Government plans to resume the vaccination of healthcare workers with the Johnson and Johnson COVID-19 vaccine from Wednesday.
This is according to a report from Sunday newspaper Rapport, which received this information from various sources within the ministerial vaccine advice committee.
This comes after Health Minister Zweli Mkhize on Wednesday announced that government would temporarily halt the rollout of the Johnson & Johnson COVID-19 vaccine in South Africa.
The decision followed US health officials recommending that the use of the COVID-19 vaccine be suspended due to concerns about a rare brain blood clotting side effect known as venous sinus thrombosis.
This type of brain clot was seen in combination with low levels of blood platelets in six women between the ages of 18 and 48 who had received the vaccine.
Mkhize said South Africa would temporarily suspend its Johnson & Johnson vaccine rollout until the causal relationship between the vaccine and blood clots was sufficiently interrogated.

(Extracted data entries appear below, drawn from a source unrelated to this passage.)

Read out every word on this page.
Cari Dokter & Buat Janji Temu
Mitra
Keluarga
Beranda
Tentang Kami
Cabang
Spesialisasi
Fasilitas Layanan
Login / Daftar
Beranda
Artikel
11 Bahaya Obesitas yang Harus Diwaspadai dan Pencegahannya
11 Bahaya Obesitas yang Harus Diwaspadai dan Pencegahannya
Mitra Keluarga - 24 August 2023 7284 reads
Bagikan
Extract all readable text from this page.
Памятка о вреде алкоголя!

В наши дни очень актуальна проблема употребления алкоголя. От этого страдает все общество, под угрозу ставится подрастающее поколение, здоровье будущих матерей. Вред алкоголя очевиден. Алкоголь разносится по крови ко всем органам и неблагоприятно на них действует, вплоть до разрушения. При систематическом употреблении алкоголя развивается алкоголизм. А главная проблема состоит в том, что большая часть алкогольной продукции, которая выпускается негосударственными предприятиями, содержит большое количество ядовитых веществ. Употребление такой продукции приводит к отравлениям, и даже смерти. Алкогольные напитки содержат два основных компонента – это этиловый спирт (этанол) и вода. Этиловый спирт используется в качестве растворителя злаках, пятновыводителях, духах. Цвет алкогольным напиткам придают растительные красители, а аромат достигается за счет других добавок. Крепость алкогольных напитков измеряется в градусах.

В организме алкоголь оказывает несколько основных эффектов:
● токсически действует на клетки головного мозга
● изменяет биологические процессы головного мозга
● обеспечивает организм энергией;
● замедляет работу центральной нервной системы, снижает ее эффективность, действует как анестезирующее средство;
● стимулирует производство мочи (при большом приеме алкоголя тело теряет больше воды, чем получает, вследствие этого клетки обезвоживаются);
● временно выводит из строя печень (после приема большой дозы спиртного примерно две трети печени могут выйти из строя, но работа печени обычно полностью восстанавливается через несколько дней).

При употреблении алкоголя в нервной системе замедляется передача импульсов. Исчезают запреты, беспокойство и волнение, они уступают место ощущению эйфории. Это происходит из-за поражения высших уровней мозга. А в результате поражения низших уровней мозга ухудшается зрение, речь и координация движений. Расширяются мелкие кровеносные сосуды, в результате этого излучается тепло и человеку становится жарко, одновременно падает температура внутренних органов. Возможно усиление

“It’s important to be aware that with any vaccine it is essential to closely monitor its safety and efficacy. If a problem is reported following a vaccination, a thorough investigation should take place,” he said.
South Africa has not had any reports of blood clots that have formed in any recipients of the vaccination to date.
The recommended pause came just weeks after the vaccine developed by AstraZeneca and the University of Oxford raised similar concerns in Europe.
South Africa has already backed out of its AstraZeneca vaccine plans because of its low efficacy against the 501Y.V2 variant, which is dominant in South Africa.
President of the SAMRC Professor Glenda Gray told Rapport that the Johnson and Johnson vaccine remained the best option as it was effective against this variant.
According to her, the pause was the responsible course of action.
The SAMRC announced in a press release that to date only 2.2% of around 300,000 healthcare workers who received the Johnson and Johnson vaccine reported side-effects.
“Only 134 people (0.05%) visited the hospital or emergency room for further evaluation,” it stated.
Most of the reported adverse events had been minor, local, or systematic reactions.
One person experienced a severe allergic reaction that met the international diagnostic criteria for anaphylaxis but has since made a complete recovery.